Generative AI and large-scale language models (LLM) have been all the rage in recent years, upending traditional online search with the likes of ChatGPT while improving customer support, content generation, translation, and more. Now, a fledgling startup is using LLM to build an AI assistant that can answer complex questions from developers, software end users, and employees, among other things. It is similar to ChatGPT, but targeted towards technical products.
Founded last February, Kapa.ai is an alumnus of Y Combinator's (YC) Summer 2023 program and already has a pretty impressive roster of customers, including ChatGPT creator OpenAI, Docker, Reddit, Monday.com, and Mapbox. are collecting. Not bad for an 18-month-old business.
“Our initial concept came after several friends who run technology companies consulted about the same problem, and we created the first prototype of Kapa.ai to address this problem for them. After building it, we ran our first paid pilot within a week,” founder Emil Sorensen told TechCrunch. “This has led to natural growth through word of mouth. Our customers have become our biggest supporters.”
Building on its early traction, Kapa.ai has now raised $3.2 million in a seed round of funding led by Initialized Capital.
learn technical things
In the broadest sense, companies enter their technical documentation into Kapa.ai and provide an interface for developers and end users to ask questions. For example, Docker recently released a new documentation assistant called Docker Docs AI. It instantly answers Docker-related questions from within the documentation page. It is built using Kapa.ai.
Kapa.ai on Docker. Image credit: Kapa.ai
But Kapa.ai can be used for countless use cases, including customer support, community engagement, and workplace assistants that allow employees to query a company's knowledge base.
Under the hood, Kapa.ai is based on multiple LLMs from different providers and leverages a machine learning framework called Search Augmentation and Generation (RAG). This improves LLM performance by providing richer data that can be easily retrieved from relevant external data sources. response.
“We are model agnostic. We work with multiple providers, including using our own models, to use the best performing stack and acquisition technology for each specific use case.” said Sorensen.
Note that there are already a number of similar tools, including from venture-backed startups like Sana and Kore.ai, that are essentially aimed at bringing conversational AI into enterprise knowledge bases. Worth it. Kapa.ai also fits into that category, but the company says its main differentiator is its primary focus on external users rather than employees, which has heavily influenced its design. That's what it says.
“When you bring an AI assistant to an external end user, the level of oversight increases tenfold,” Sorensen says. “Accuracy is all that matters. Businesses are worried about AI misleading customers, and we've all tried ChatGPT or Claude to hallucinate. A few wrong answers. Companies quickly lose trust in the system, so that's what we care about.”
accuracy
This focus on providing accurate responses on technical documentation while minimizing hallucinations highlights how Kapa.ai is a different kind of LLM animal. That means it's built for a much narrower use case.
“Optimizing a system for increased accuracy naturally involves a trade-off: the system must be designed to be less creative than other LLM systems would tolerate. ,” Sorensen said. “This is to ensure that answers are generated only from the world of content provided.”
Then there's the thorny issue of data privacy. This is one of the major deterrents for companies considering implementing generative AI but wary of exposing sensitive data to third-party systems. That's why Kapa.ai includes PII (Personally Identifiable Information) data detection and masking to ensure that your personal information is not stored or shared.
This includes real-time PII scanning. When Kapa.ai receives a message, it scans the PII data and if personal data is detected, the message is rejected and not stored. Users can also configure Kapa.ai to anonymize PII data found within documents.
Of course, companies can assemble something similar to Kapa.ai themselves using third-party tools like Azure's OpenAI service or Deepset's Haystack. But this takes time and resources, especially when you can tap into Kapa's website widget, deploy its bots to Slack or Zendesk, and use APIs that allow businesses to customize their own interfaces a bit. It's a consuming endeavor.
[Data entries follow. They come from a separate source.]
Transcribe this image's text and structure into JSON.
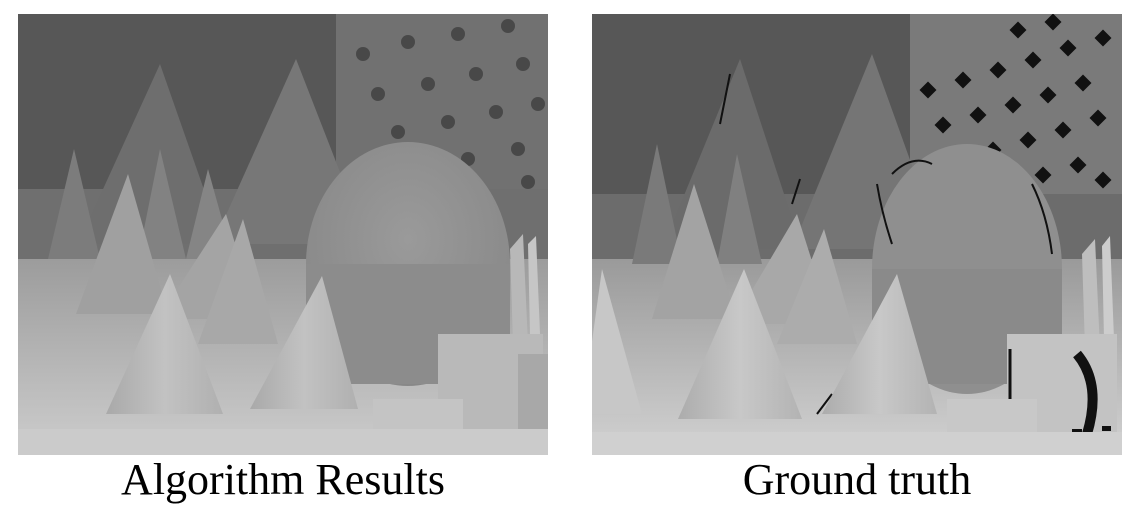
{
  "left_figure": {
    "caption": "Algorithm Results"
  },
  "right_figure": {
    "caption": "Ground truth"
  }
}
“Most of the people we work with either don't want to do all the engineering work or don't necessarily have the AI resources on their team to do the engineering work,” Sorensen says. . “They want accurate and reliable AI engines that are reliable enough to expose directly to customers and that are already optimized for the use case of answering technical questions for their products.”
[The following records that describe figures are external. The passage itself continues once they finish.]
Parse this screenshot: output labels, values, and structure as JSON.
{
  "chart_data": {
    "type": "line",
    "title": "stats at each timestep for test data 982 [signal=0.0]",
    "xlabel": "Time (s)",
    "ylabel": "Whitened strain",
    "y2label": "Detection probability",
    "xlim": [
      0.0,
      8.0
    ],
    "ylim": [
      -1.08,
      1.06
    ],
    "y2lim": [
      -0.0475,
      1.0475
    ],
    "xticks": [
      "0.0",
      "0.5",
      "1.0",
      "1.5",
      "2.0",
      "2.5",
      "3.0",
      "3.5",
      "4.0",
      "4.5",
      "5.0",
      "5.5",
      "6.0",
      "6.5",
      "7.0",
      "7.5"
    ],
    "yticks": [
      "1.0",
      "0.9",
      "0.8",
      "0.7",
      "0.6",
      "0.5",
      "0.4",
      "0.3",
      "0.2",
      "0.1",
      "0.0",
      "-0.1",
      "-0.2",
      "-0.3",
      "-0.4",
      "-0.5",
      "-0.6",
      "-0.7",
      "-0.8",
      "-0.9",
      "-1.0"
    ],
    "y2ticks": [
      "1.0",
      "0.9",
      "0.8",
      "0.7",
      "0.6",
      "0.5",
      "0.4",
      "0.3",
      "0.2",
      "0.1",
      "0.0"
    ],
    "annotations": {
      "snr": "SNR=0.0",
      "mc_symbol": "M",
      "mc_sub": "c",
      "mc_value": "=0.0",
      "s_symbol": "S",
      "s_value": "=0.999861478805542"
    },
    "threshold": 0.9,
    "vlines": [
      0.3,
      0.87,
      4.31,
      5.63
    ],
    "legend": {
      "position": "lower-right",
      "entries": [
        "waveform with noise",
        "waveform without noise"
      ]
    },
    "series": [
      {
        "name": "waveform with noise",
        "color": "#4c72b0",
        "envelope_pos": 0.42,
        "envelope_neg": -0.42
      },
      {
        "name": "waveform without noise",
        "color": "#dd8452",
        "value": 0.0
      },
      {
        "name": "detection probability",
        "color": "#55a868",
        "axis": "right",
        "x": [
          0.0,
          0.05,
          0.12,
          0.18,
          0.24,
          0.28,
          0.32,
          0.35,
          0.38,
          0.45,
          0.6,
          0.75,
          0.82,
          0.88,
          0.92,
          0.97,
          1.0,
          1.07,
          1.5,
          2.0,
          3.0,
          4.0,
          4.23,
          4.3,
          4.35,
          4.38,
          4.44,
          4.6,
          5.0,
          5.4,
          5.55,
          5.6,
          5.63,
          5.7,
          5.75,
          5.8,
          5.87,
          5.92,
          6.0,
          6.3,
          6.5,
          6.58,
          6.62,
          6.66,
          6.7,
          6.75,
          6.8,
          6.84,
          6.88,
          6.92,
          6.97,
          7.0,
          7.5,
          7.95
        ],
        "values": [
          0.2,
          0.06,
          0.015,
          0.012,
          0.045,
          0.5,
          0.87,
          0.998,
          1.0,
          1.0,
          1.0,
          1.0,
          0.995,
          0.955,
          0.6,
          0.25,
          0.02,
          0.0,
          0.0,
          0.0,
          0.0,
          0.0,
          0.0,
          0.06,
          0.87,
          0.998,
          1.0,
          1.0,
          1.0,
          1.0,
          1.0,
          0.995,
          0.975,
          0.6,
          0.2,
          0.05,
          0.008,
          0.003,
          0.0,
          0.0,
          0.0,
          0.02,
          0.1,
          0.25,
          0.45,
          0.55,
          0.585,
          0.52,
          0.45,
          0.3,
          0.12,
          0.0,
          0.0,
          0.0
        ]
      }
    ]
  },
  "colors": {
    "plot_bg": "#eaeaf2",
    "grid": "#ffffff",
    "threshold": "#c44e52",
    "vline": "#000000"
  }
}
Regarding pricing, Kapa.ai says it has a SaaS subscription model and offers tiered pricing based on the complexity of deployment and usage, but it does not disclose these prices. .
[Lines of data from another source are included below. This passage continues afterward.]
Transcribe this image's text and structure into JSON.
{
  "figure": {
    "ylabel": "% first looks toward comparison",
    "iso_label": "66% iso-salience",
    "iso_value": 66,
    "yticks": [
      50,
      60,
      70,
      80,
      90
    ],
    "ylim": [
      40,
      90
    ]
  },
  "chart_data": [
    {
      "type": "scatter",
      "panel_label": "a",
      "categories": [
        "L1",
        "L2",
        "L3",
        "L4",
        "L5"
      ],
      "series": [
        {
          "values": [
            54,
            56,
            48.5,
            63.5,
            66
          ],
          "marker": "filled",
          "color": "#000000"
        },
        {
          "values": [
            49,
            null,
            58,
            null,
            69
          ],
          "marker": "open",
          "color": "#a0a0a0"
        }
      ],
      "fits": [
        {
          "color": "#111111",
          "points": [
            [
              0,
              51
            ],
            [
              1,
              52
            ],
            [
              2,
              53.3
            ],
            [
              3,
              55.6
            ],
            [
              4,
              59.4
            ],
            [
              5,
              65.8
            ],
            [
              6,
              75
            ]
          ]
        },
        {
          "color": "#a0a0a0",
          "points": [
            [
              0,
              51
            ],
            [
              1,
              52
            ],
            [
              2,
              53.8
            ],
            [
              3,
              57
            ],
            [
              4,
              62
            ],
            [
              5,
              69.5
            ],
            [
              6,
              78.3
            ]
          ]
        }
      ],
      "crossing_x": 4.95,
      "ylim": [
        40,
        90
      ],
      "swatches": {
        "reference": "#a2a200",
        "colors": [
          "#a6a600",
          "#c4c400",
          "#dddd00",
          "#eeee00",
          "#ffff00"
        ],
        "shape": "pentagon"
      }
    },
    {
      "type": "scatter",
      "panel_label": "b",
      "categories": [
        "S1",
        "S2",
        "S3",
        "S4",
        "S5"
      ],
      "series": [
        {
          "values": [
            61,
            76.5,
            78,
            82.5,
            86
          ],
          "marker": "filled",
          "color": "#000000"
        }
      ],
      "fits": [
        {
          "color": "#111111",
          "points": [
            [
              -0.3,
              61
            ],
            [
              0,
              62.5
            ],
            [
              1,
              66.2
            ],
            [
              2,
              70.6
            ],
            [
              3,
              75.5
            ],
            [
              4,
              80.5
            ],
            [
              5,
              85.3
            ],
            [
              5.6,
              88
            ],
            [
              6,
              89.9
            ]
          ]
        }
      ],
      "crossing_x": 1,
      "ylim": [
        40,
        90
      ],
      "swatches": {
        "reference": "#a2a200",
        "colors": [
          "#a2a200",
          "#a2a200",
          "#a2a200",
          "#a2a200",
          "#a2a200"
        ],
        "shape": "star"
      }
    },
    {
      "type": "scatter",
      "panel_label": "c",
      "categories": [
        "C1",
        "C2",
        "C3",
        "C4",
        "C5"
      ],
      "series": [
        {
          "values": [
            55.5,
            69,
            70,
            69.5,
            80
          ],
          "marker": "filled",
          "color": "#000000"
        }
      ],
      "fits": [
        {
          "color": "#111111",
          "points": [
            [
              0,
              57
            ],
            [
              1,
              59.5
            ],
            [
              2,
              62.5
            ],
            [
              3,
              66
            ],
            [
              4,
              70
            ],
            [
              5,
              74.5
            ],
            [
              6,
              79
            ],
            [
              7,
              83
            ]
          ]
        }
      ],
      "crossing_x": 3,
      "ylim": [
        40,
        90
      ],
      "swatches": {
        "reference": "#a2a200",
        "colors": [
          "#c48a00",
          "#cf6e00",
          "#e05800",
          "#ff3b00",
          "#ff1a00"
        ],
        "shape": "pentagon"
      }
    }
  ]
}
The company has a remote team of nine people around the world, with two main locations in Copenhagen, where Sorensen is based, and San Francisco.
In addition to lead backer Initialized Capital, Kapa.ai's seed round also includes Y Combinator, Docker founder Solomon Hykes, Stanford University professor and AI researcher Douwe Kiela, and Replit founder Amjadmasad. Many angel investors participated, including Mr.